Manufacturers BMW, Honda and others roll out new designs to get electric motorcycles out in the mainstream.
The market for electric motorcycles is looking to spruce up its image – but, like any adolescent, doesn’t know whether to stand out or fit in. New designs range from a sci-fi inspired bike, to a practical, high performance scooter. On one hand, there’s the Lightcycle (left), built in the US and inspired by the computer animated two-wheeler in the 2010 film, ‘Tron: Legacy’. And at the other end of the scale, there’s BMW’s eScooter (below left).
You can’t buy a Lightcycle, but it does work, using a 96-volt lithium-ion battery set and electric motor to reach a claimed top speed of over 100mph, and a range of 100 miles between recharges. It’s an outlandish machine, the rider lying prone, and it doesn’t look like the most practical transport, but the neon-lit wheels and bodywork certainly make it a striking sight.
Back in the real world, the number of mainstream manufacturers announcing electric bikes is growing. Until now, this market has been the preserve of Chinese companies, or recent US start-ups. But high street brands like Honda, Yamaha and Peugeot have all announced electric scooters this year.

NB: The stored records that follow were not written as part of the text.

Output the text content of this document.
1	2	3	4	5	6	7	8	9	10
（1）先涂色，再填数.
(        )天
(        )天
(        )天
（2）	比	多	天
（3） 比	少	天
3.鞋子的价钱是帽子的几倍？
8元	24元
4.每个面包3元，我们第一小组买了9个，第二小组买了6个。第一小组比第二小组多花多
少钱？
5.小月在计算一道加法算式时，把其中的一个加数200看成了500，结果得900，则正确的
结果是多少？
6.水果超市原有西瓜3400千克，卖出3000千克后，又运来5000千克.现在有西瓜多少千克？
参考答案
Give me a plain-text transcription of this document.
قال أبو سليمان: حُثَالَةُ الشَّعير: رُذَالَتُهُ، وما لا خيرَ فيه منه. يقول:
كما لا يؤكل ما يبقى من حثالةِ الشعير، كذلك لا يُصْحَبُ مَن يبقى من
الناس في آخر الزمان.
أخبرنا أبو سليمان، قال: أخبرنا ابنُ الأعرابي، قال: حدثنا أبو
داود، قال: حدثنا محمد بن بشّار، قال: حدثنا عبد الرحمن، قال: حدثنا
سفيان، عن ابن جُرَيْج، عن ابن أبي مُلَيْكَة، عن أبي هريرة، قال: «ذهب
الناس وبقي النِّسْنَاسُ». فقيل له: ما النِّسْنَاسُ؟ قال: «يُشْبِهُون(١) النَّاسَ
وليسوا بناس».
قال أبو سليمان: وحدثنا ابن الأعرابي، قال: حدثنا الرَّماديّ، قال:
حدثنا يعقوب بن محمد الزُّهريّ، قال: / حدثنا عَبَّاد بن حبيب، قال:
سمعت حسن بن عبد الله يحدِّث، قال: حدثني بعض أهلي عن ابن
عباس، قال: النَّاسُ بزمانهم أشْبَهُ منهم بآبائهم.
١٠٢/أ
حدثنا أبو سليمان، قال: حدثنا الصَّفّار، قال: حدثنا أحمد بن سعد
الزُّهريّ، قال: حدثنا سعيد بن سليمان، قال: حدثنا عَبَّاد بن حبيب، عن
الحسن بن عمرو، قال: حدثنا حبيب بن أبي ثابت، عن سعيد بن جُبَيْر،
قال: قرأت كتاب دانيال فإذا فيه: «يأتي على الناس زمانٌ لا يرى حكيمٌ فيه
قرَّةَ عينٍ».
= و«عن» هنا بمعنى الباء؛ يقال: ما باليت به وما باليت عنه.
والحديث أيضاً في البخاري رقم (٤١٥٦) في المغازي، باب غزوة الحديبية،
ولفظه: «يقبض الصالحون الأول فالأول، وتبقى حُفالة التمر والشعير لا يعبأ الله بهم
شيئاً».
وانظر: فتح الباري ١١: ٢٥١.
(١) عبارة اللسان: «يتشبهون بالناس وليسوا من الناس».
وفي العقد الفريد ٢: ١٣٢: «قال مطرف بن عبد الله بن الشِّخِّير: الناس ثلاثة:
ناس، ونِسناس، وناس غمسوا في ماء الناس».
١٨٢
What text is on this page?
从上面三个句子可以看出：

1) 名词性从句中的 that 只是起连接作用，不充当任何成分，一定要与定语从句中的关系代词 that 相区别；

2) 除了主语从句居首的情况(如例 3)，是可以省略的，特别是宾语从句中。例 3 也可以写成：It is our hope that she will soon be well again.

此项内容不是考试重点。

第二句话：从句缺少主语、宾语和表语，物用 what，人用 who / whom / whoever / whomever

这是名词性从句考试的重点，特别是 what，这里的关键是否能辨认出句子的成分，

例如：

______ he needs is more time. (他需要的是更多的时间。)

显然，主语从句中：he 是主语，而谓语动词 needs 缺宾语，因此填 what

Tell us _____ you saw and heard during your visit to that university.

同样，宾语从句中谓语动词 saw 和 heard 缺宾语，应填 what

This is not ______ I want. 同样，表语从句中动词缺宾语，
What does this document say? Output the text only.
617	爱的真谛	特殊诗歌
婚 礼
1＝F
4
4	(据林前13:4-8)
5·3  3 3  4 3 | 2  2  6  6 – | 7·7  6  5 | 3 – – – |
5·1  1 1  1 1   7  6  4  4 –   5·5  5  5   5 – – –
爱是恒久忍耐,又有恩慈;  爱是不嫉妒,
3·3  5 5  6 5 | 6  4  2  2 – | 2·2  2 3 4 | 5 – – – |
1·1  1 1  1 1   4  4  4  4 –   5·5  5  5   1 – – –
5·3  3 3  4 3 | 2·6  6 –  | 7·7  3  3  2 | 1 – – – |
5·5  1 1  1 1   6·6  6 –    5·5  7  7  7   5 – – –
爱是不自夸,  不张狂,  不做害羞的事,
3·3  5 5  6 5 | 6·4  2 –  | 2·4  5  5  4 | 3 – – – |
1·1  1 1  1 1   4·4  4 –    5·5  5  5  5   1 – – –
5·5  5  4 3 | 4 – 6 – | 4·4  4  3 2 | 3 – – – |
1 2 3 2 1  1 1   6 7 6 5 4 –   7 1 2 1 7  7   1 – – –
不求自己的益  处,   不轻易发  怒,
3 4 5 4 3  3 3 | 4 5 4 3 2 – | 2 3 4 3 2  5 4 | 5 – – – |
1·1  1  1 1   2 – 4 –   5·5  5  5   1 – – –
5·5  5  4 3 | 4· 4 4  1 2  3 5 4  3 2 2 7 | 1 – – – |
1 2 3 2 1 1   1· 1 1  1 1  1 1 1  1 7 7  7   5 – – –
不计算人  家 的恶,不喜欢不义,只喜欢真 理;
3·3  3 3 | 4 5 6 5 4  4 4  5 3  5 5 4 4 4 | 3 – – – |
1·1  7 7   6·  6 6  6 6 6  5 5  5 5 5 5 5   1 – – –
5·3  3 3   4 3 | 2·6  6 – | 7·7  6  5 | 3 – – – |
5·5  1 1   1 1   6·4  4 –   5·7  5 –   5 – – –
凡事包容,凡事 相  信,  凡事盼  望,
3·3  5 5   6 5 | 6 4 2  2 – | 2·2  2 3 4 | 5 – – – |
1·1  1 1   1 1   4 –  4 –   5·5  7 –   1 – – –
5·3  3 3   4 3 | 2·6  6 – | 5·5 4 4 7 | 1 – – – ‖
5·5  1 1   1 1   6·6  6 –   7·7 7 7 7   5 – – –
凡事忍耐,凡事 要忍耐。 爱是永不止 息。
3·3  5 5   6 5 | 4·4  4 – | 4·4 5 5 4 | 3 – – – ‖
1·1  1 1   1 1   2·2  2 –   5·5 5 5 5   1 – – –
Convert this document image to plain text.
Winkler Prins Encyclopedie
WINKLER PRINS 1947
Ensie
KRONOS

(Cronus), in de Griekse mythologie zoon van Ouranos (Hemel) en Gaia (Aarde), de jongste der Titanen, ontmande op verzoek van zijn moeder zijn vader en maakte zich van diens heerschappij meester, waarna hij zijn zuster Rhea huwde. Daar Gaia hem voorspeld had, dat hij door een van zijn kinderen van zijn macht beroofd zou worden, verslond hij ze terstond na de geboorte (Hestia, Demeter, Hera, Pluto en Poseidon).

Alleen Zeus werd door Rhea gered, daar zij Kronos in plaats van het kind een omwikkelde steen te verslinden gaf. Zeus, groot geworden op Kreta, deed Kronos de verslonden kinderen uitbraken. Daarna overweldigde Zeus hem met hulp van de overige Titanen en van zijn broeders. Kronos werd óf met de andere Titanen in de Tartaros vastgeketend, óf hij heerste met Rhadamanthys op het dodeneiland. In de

The latest entrant is BMW, whose eScooter claims to offer the same performance as the equivalent petrol model, with a comfortable cruising speed of 70mph, rapid acceleration up to 40mph and a battery range of 60 miles. It will recharge from flat in less than three hours, and includes regenerative braking – meaning the battery gets a small recharge as you slow down. It will be on sale within two years, and should cost the same as an equivalent petrol scooter – about £6,000.